Neurocognitive Disorders

A Case of Sundowning: Examining the Underlying Cause

Daniel Pavlik, DMS, PA-CRushita Patel, MPAS, PA-CJodi Freeman, MMS, PA-C
|
Publish Date
Image courtesy of Mary Pavlik
An 80-year-old woman is admitted from the emergency department to the telemetry floor after feeling disoriented and confused. At approximately 10 PM, the patient was noted to be restless. She began to get out of her bed. After being returned to her bed several times, the patient was given a sedative and diagnosed with sundowning.

An 80-year-old woman with a medical history of hypertension, coronary artery disease (CAD), and mild cognitive dysfunction presents to the emergency department (ED) in the early evening with chest pain. The chest pain lasted several minutes, resolved spontaneously, and was described as substernal pressure that radiated into her neck. The symptoms began while she was doing light activity around the house. 

The patient has no history of shortness of breath, diaphoresis, gastrointestinal symptoms, back pain, leg swelling, or claudication. She has no history of previous myocardial infarction or cardiac intervention/procedure. The patient takes losartan-hydrochlorothiazide for hypertension. Further history and chart auditing shows that she has atherosclerotic disease in her larger coronary arteries and she is managed by cardiology with atorvastatin, metoprolol, and aspirin. 

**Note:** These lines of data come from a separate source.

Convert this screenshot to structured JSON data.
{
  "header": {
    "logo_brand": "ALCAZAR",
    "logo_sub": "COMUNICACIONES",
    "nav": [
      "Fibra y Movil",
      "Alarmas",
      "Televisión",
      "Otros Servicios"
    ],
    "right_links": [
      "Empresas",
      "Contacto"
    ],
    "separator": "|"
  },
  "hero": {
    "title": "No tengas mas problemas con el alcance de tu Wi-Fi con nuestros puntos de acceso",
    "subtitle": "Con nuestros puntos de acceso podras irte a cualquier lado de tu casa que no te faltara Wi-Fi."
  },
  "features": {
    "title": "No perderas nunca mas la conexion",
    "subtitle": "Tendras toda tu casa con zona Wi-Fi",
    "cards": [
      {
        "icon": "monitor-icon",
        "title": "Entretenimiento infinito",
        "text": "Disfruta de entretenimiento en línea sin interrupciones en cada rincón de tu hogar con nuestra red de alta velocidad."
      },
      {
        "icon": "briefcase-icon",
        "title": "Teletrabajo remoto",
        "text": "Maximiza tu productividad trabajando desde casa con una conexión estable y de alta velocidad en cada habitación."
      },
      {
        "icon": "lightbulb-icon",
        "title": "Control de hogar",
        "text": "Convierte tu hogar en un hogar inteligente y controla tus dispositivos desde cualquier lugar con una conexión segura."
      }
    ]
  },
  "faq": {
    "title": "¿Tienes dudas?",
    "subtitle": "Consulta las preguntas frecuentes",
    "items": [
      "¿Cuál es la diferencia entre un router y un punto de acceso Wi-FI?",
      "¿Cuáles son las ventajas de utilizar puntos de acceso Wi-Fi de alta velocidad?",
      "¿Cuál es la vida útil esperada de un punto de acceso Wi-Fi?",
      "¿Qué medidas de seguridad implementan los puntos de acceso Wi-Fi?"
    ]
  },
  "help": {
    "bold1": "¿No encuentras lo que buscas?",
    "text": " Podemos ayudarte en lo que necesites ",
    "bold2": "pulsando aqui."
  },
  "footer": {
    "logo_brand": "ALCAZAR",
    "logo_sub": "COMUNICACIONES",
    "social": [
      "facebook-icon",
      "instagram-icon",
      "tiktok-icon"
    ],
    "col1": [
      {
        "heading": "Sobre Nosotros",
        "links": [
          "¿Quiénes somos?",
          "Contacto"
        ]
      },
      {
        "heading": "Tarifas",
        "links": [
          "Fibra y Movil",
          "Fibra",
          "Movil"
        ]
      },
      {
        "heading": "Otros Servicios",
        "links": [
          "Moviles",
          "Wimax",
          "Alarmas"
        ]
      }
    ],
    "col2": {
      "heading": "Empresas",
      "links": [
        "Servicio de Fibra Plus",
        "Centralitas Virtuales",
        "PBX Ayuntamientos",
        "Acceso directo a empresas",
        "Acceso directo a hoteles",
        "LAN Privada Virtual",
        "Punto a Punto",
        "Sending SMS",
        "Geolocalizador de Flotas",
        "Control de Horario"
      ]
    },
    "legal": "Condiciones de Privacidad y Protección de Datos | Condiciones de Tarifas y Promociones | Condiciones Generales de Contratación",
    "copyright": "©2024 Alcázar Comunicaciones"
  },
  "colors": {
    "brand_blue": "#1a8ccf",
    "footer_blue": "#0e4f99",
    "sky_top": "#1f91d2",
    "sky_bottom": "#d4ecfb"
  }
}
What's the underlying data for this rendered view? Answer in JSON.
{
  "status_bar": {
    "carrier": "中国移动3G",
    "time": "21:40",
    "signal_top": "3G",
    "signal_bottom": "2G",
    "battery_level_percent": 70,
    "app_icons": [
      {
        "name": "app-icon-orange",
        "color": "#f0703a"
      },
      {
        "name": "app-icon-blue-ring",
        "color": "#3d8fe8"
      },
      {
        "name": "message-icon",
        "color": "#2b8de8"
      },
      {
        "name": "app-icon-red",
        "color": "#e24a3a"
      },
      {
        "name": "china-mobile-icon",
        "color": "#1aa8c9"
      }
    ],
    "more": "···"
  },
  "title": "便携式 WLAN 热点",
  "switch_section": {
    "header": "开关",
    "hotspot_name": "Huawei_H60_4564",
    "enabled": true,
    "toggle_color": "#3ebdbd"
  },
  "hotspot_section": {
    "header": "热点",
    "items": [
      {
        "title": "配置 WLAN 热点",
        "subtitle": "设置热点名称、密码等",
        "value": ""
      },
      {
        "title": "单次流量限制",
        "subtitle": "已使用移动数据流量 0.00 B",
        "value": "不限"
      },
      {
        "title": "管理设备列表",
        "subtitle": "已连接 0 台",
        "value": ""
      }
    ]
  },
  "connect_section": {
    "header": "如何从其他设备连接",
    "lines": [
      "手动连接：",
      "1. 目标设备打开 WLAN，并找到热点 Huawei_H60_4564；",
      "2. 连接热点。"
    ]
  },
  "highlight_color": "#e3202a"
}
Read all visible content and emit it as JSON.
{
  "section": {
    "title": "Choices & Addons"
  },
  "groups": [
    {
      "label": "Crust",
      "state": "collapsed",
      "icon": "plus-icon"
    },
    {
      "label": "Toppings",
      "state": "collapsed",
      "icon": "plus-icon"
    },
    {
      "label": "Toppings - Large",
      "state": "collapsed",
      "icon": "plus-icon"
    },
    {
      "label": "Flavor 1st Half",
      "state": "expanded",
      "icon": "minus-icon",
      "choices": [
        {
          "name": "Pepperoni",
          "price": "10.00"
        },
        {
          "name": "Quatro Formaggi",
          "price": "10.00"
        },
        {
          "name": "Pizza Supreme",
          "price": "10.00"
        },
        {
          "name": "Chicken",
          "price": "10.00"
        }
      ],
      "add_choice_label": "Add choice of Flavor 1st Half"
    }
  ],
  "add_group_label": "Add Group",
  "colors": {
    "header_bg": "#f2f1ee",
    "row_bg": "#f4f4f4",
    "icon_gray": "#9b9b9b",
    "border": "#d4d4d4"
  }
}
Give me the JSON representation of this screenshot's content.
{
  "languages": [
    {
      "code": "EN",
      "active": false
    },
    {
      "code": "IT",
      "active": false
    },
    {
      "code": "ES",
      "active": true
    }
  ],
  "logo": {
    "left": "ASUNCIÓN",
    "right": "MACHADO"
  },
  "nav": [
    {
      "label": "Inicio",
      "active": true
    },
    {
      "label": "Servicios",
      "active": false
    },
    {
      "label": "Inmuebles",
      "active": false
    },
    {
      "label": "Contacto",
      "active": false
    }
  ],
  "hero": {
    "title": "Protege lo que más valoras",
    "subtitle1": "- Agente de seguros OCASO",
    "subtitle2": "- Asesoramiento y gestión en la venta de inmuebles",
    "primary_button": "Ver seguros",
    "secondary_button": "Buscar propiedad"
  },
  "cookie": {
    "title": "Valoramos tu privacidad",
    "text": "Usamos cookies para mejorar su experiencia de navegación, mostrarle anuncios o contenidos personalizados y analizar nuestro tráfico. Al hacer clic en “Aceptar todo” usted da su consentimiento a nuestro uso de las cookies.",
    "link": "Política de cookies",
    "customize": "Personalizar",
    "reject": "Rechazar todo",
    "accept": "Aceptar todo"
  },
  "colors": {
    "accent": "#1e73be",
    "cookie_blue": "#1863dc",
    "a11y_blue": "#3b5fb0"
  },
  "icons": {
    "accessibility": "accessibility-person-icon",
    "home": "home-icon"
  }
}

Her vital signs and examination in the ED are normal, including her neurologic exam. She is awake, alert, and oriented. Her husband is present and witnessed the start of her symptoms. Her complete blood count and basic metabolic panel are within normal limits. Her initial high-sensitivity troponin is negative as is serum D-dimer.

An electrocardiogram (ECG) displays normal sinus rhythm with a left anterior fascicular block.  There are no acute ST- or T-wave changes and it is otherwise unremarkable and unchanged compared with her most recent ECG. Discussion with her cardiology group reveals that her last stress test or catheterization was several years ago. The cardiologist believed that because of her known CAD and the nature of her complaints, she should be admitted for serial troponins, ECG, and potential stress testing in the morning. 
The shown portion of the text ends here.